Cheers, didn't realise there was a home theatre section!  :Rolleyes:  
It is a tile roof and this morning's rain cleared and I got it done this afternoon without too much drama. Used three separate pieces of string attached together to a small bolt as a weight which came down in almost exactly the right spot, my 11yo daughter then pulled each string through one by one as I fed two speaker cables then a coax (used the chance to move the aerial point also, to get rid of the 6m cable currently running around the floor/skirting in the lounge room. 
It all worked very well. Only downside was I had to cut a hole in the roof sarking, but I made it a flap only cut on two sides about 100mm and have taped it up. 
Next weekend will get up in the ceiling and run the speaker cables to the eaves nearby where they will connect to outdoor speakers, this will be cramped but straightforward.
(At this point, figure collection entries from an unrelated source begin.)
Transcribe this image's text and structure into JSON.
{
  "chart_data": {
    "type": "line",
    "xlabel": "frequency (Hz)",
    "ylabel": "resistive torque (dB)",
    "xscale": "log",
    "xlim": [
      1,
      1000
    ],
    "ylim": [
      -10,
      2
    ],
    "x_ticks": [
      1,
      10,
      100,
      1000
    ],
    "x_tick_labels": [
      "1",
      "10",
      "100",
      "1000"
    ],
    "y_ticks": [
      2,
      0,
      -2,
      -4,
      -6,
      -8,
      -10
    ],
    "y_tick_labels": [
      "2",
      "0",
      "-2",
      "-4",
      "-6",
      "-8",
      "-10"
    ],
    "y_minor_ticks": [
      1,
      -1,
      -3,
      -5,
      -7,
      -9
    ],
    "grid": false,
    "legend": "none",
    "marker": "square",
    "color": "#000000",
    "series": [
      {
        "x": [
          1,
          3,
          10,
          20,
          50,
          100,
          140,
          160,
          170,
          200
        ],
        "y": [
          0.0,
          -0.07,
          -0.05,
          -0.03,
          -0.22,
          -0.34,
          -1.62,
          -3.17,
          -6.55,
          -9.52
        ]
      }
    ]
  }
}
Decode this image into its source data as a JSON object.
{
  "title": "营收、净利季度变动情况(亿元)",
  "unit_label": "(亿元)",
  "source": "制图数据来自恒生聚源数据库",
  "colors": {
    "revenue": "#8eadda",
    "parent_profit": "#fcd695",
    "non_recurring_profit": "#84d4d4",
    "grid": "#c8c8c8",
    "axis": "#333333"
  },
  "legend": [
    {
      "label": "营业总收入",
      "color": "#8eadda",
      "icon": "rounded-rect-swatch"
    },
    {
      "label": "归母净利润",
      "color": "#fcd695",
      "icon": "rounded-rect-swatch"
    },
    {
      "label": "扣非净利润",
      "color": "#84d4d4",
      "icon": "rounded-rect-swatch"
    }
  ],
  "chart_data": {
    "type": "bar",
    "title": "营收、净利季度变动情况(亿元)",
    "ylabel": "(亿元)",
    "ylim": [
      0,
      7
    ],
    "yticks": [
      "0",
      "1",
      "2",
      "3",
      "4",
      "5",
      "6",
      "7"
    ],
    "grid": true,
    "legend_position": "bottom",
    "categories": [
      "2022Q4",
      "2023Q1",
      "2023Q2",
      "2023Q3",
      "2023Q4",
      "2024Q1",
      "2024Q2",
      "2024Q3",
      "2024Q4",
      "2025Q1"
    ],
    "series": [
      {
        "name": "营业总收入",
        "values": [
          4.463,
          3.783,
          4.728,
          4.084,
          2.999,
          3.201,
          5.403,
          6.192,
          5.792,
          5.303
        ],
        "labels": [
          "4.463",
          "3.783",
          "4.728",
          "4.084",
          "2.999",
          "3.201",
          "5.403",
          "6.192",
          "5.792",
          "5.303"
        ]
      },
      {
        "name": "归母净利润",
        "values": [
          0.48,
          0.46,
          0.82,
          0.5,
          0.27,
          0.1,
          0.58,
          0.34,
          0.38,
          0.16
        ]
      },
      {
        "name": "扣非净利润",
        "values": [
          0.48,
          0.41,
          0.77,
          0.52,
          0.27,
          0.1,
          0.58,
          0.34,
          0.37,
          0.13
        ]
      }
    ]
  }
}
Also have to split the existing coax in the ceiling and join the new cable, pretty straight forward I think with a splitter sourced at Jaycar with the rest of the cable etc. 
Any tips on cutting and then preparing the cut ends of the existing coax? As well as the splitter I purchased two male fittings for the existing coax which will then just join onto the splitter- Are they straight forward to fit to cable just cut?

----------


## SirOvlov

The antenna cable is pritty straight forward, depending on the connectors you got depending how much to strip, generally strip 10mm down to bare centre and then the outer by 5-8 mm. Just be sure as your doing and when your done that there isn't one little strand of the sheild touching the core. Also, dont get a splitter from jaycar, they are ok but I have replaced loads of them. Go to a hills stocker, ie an elec wholesaler.

----------